Some IPOs have outperformed the market by a mile. Take the runaway leader to-date — Coraza Integrated Technology Bhd.

Not only did the integrated engineering solution provider shine the brightest on its debut on the ACE Market, soaring to as high as 70.5 sen for a premium of 42.5 sen or 152% over its IPO price of 28 sen a share, at its close of 64.5 sen, investors could still smile at the 130% gain.

Out of the 13 new counters, only three — Senheng New Retail Bhd, Unitrade Industries Bhd and YX Precious Metal Bhd — ended the first trading day in the red.  

One counter traded unchanged on its first trading day — Cnergenz Bhd, an electronics manufacturing solutions provider.

As of Tuesday (July 5), Coraza has maintained its position at the top, albeit at a lower though more-than-decent gain of 95% above its IPO price. At Tuesday's close of 54.5 sen, the company has a market capitalisation of RM231.46 million.

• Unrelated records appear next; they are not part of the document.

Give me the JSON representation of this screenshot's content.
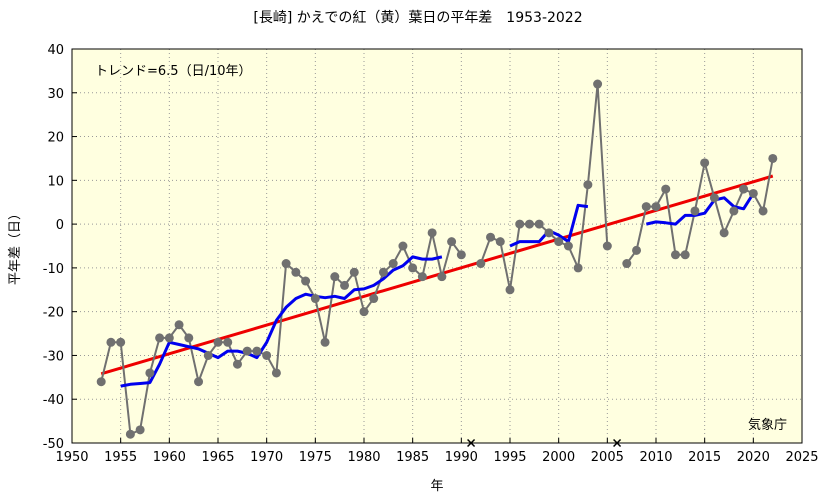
{
  "chart_data": {
    "type": "line",
    "title": "[長崎] かえでの紅（黄）葉日の平年差　1953-2022",
    "xlabel": "年",
    "ylabel": "平年差（日）",
    "trend_label": "トレンド=6.5（日/10年）",
    "credit": "気象庁",
    "xlim": [
      1950,
      2025
    ],
    "ylim": [
      -50,
      40
    ],
    "x_ticks": [
      1950,
      1955,
      1960,
      1965,
      1970,
      1975,
      1980,
      1985,
      1990,
      1995,
      2000,
      2005,
      2010,
      2015,
      2020,
      2025
    ],
    "y_ticks": [
      -50,
      -40,
      -30,
      -20,
      -10,
      0,
      10,
      20,
      30,
      40
    ],
    "grid": true,
    "series": [
      {
        "role": "annual",
        "color": "#707070",
        "x": [
          1953,
          1954,
          1955,
          1956,
          1957,
          1958,
          1959,
          1960,
          1961,
          1962,
          1963,
          1964,
          1965,
          1966,
          1967,
          1968,
          1969,
          1970,
          1971,
          1972,
          1973,
          1974,
          1975,
          1976,
          1977,
          1978,
          1979,
          1980,
          1981,
          1982,
          1983,
          1984,
          1985,
          1986,
          1987,
          1988,
          1989,
          1990,
          1991,
          1992,
          1993,
          1994,
          1995,
          1996,
          1997,
          1998,
          1999,
          2000,
          2001,
          2002,
          2003,
          2004,
          2005,
          2006,
          2007,
          2008,
          2009,
          2010,
          2011,
          2012,
          2013,
          2014,
          2015,
          2016,
          2017,
          2018,
          2019,
          2020,
          2021,
          2022
        ],
        "values": [
          -36,
          -27,
          -27,
          -48,
          -47,
          -34,
          -26,
          -26,
          -23,
          -26,
          -36,
          -30,
          -27,
          -27,
          -32,
          -29,
          -29,
          -30,
          -34,
          -9,
          -11,
          -13,
          -17,
          -27,
          -12,
          -14,
          -11,
          -20,
          -17,
          -11,
          -9,
          -5,
          -10,
          -12,
          -2,
          -12,
          -4,
          -7,
          null,
          -9,
          -3,
          -4,
          -15,
          0,
          0,
          0,
          -2,
          -4,
          -5,
          -10,
          9,
          32,
          -5,
          null,
          -9,
          -6,
          4,
          4,
          8,
          -7,
          -7,
          3,
          14,
          6,
          -2,
          3,
          8,
          7,
          3,
          15
        ]
      },
      {
        "role": "moving-average-5yr",
        "color": "#0000ee",
        "segments": [
          {
            "x": [
              1955,
              1956,
              1957,
              1958,
              1959,
              1960,
              1961,
              1962,
              1963,
              1964,
              1965,
              1966,
              1967,
              1968,
              1969,
              1970,
              1971,
              1972,
              1973,
              1974,
              1975,
              1976,
              1977,
              1978,
              1979,
              1980,
              1981,
              1982,
              1983,
              1984,
              1985,
              1986,
              1987,
              1988
            ],
            "values": [
              -37,
              -36.6,
              -36.4,
              -36.2,
              -32,
              -27,
              -27.5,
              -28,
              -28.5,
              -29.5,
              -30.5,
              -29,
              -29,
              -29.5,
              -30.5,
              -27,
              -22,
              -19,
              -17,
              -16,
              -16.5,
              -16.8,
              -16.5,
              -17,
              -15,
              -14.8,
              -14,
              -12.5,
              -10.5,
              -9.5,
              -7.5,
              -8,
              -8,
              -7.5
            ]
          },
          {
            "x": [
              1995,
              1996,
              1997,
              1998,
              1999,
              2000,
              2001,
              2002,
              2003
            ],
            "values": [
              -5,
              -4,
              -4,
              -4,
              -1.5,
              -2.5,
              -4,
              4.3,
              4
            ]
          },
          {
            "x": [
              2009,
              2010,
              2011,
              2012,
              2013,
              2014,
              2015,
              2016,
              2017,
              2018,
              2019,
              2020
            ],
            "values": [
              0,
              0.5,
              0.3,
              0,
              2,
              2,
              2.5,
              5.5,
              6,
              4,
              3.5,
              7
            ]
          }
        ]
      },
      {
        "role": "trend",
        "color": "#ee0000",
        "x": [
          1953,
          2022
        ],
        "values": [
          -34.2,
          11.0
        ]
      }
    ],
    "missing_markers": [
      1991,
      2006
    ]
  }
}
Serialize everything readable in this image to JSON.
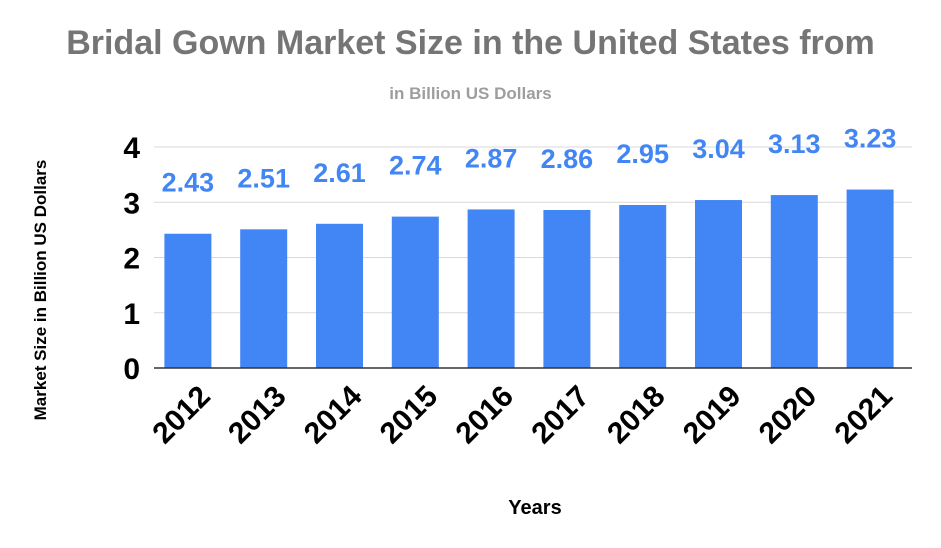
{
  "chart_data": {
    "type": "bar",
    "title": "Bridal Gown Market Size in the United States from",
    "subtitle": "in Billion US Dollars",
    "xlabel": "Years",
    "ylabel": "Market Size in Billion US Dollars",
    "categories": [
      "2012",
      "2013",
      "2014",
      "2015",
      "2016",
      "2017",
      "2018",
      "2019",
      "2020",
      "2021"
    ],
    "values": [
      2.43,
      2.51,
      2.61,
      2.74,
      2.87,
      2.86,
      2.95,
      3.04,
      3.13,
      3.23
    ],
    "data_labels": [
      "2.43",
      "2.51",
      "2.61",
      "2.74",
      "2.87",
      "2.86",
      "2.95",
      "3.04",
      "3.13",
      "3.23"
    ],
    "ylim": [
      0,
      4
    ],
    "yticks": [
      "0",
      "1",
      "2",
      "3",
      "4"
    ],
    "grid": true,
    "legend": "none",
    "colors": {
      "bar": "#4285f4",
      "label": "#4285f4",
      "grid": "#d9d9d9",
      "axis": "#333333"
    }
  }
}
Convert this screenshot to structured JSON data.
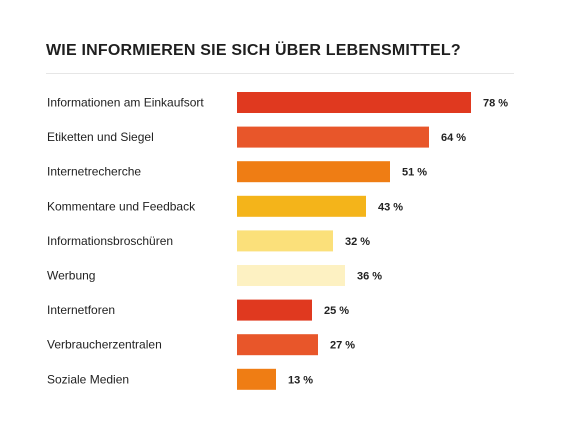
{
  "chart_data": {
    "type": "bar",
    "orientation": "horizontal",
    "title": "WIE INFORMIEREN SIE SICH ÜBER LEBENSMITTEL?",
    "categories": [
      "Informationen am Einkaufsort",
      "Etiketten und Siegel",
      "Internetrecherche",
      "Kommentare und Feedback",
      "Informationsbroschüren",
      "Werbung",
      "Internetforen",
      "Verbraucherzentralen",
      "Soziale Medien"
    ],
    "values": [
      78,
      64,
      51,
      43,
      32,
      36,
      25,
      27,
      13
    ],
    "value_labels": [
      "78 %",
      "64 %",
      "51 %",
      "43 %",
      "32 %",
      "36 %",
      "25 %",
      "27 %",
      "13 %"
    ],
    "unit": "%",
    "colors": [
      "#e0391f",
      "#e8562a",
      "#ef7d14",
      "#f4b41a",
      "#fbe07a",
      "#fdf1c2",
      "#e0391f",
      "#e8562a",
      "#ef7d14"
    ],
    "xlim": [
      0,
      80
    ],
    "grid": false,
    "legend": "none"
  }
}
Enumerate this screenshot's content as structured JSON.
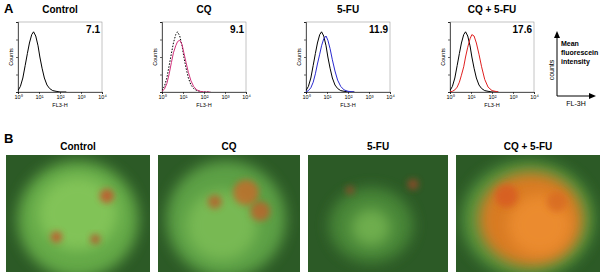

Also offering hefty gains are sheet metal fabricator SFP Tech Holdings Bhd, which is up 93%, and pawnshop operator PappaJack Bhd (up 58%).

In comparison, the FBMKLCI benchmark index has fallen 8.08% since the beginning of the year.

Somewhat surprising is Senheng's performance as the worst IPO so far given that it has lost a considerable 43.46% from its listing price of RM1.07.

Currently trading at 60.5 sen, the group is valued at RM900 million.

Among the 13 newcomers, only six — or slightly less than half — are trading above their IPO price.

IPO performance highly dependent on merit

According to TA Securities chief investment officer Choo Swee Kee, although market sentiment does have some effect on the IPO market, the performance of IPO stocks are highly dependent on the merit of the listing.

“IPO shares are priced reasonably and [if] the business outlook is good, there will still be demand for the IPO shares from institutions.

“However, those IPOs that relied heavily on retail participation may be the ones that will be affected the most if market condition is poor,” he said when contacted by The Edge.

In January this year, Bursa Malaysia forecast 37 listings in 2022, versus the 30 last year, although its chief executive officer Datuk Muhammad Umar Swift said the actual number of IPOs will depend on market circumstances.

Last month, Maybank Investment Bank Bhd chief executive officer Datuk Fad'l Mohamed said his bank estimated the local IPO pipeline in the second half of the year to be worth some RM3 billion. These include Seng Fong Holdings Bhd, Infoline Tech Group Bhd, Ecoscience International Bhd and Unique Fire Holdings Bhd.